Два друга моей революционной юности, каждый из них в свой черёд сказался ренегатом и каждый — предатель Национал-большевистской партии, проецируются сами собой на свежей, цвета телячьего дерьма, стене камеры Лефортовской тюрьмы. Оба друга вовремя слиняли из Вечности Истории в жизнь. В жизни есть свои преимущества. В могучей, бронзовой тяжести Истории — свои преимущества. Мне тяжелее, каждый день тюрьмы давит, даже поход в баню похож на мойку перед газовой камерой. Но в последовательности и цельности характера мне не откажешь. В Лефортово разыгрывается вечность. В Москве разыгрывается тусовка.

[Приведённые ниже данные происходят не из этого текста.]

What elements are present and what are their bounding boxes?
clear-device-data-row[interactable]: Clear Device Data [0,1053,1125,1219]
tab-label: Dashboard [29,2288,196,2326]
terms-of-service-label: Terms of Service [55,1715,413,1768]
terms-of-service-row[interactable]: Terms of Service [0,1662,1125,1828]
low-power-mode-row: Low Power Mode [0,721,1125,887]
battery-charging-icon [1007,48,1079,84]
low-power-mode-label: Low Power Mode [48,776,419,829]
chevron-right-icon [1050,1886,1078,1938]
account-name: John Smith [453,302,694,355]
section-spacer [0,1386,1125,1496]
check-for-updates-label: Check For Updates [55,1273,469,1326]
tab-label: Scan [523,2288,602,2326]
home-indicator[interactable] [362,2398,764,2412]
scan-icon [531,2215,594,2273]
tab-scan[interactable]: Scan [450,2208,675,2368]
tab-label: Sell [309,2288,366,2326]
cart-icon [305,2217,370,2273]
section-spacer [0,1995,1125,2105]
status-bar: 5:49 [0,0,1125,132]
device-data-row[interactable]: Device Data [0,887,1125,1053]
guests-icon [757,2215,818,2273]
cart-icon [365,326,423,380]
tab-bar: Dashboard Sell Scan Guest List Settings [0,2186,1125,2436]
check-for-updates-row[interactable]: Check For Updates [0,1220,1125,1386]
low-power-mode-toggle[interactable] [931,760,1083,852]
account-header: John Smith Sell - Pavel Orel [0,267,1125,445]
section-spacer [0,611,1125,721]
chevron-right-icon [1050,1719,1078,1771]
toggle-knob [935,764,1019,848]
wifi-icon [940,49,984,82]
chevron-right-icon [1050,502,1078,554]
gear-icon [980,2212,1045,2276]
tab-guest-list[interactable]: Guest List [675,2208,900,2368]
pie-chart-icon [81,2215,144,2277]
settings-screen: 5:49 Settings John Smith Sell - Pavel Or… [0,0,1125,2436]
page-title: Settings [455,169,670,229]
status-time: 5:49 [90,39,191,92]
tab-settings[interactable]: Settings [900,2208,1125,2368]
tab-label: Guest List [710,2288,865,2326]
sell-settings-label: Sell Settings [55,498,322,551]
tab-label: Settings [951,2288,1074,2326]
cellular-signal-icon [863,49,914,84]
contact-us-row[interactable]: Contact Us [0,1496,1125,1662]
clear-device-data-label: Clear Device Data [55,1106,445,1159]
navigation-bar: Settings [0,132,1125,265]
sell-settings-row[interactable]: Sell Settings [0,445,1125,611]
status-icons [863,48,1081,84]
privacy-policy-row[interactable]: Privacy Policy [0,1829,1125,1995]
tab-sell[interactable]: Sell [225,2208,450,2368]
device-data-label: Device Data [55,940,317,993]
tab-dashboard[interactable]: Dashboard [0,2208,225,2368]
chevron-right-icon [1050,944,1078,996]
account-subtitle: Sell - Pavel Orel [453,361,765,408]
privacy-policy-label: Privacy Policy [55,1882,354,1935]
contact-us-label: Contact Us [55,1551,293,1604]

Так вот. Крупное, бородатое лицо классика дугинизма — Александр Гельевич. Худенькое, кошачье, набок личико с пронзительными чёрненькими глазками — Тарас Адамович. У троих из четырёх отцов-основателей Национал-большевистской партии экзотические отчества: Александр Гельевич Дугин, Тарас Адамович Рабко, Эдуард Вениаминович Савенко (Лимонов). Что-то эти отчества должны значить, может экзотичность национал-большевизма? (Верно и то, что марксизм ленинского толка был в России 1917 года ещё более экзотической идеологией.) Четвёртый отец-основатель — Егор (Игорь) Фёдорович Летов.

Несмотря на такую совсем русскую, ямщицкую фамилию (дуга, колокольчик под дугой) у Дугина тело татарского мурзы, как у Бабурина. Полный, щекастый, животастый, сисястый, бородатый молодой человек с обильными ляжками. Полный преувеличенных эмоций — вот каким он мне показался на вечере газеты «День» в кинотеатре «Октябрьский». Тогда я увидел его впервые. 1992 год. Я сидел в президиуме, и когда он вышел выступать, к нам задом, меня, помню, поразили мелкие балетные «па», которые выделывали его ноги, движения неуместные для массивной фигуры этого молодого человека. Он имел привычку, стоя на одной ноге полностью, вдруг отставить другую назад, на носок. В 1994 году те же его «па», помню, я наблюдал в дискотеке «Мастер», где происходил фестиваль «Экстремистской моды», тогда Дугин был одет в галифе и туфли! В такой экипировке его отставленная на носок ступня выглядела по-оскаруайльдовски двусмысленно. «Ученик» Дугина — Карогодин — был одет в чёрный костюм нациста, взятый напрокат в театре, а Тарас Рабко щеголял шинелью и будёновкой красноармейца. Я давал интервью «Вестям» стоя между двумя экстремистами: националистом и большевиком.

В тот вечер в «Октябрьском» я ещё отметил, что Дугин самовольно узурпировал связь патриотической оппозиции с западными правыми. Он выступал с приветствиями от партий сразу многих европейских стран, от итальянских, французских, немецких, даже, кажется, швейцарских и финских правых. Он зачитал приветствия маловразумительных групп и группок и всякий раз, когда он оглашал: «Нас приветствует партия… из Бельгии… партия из Франции… партия из Италии!» — зал разражался аплодисментами. Последние годы жизни во Франции я сблизился с крупнейшей правой партией Front National и познакомился с её лидером Жан Мари Ле Пеном, с владельцем газеты «Minute» Жераром Пенцелелли, с сотрудниками журнала «Le Chok de mois» и «Minute», с редактором журнала «Krisis» Аленом де Бенуа, потому хорошо знал положение в правом движении. Партии, от имени которых приветствовал зал Дугин, — были микроскопическими группками. После его выступления и перед банкетом в Доме литераторов я сказал ему об этом, поинтересовавшись, известно ли ему, что за исключением, может, «La Nouvelle Europe» — организации Тириара, — это всё секты, а не партии. Дугин хулигански улыбнулся: «А знаете, Эдуард, для людей, сидящих в зале, важна поддержка из-за рубежа, а не то, сколько человек состоит в той или иной партии». Он был прав, конечно.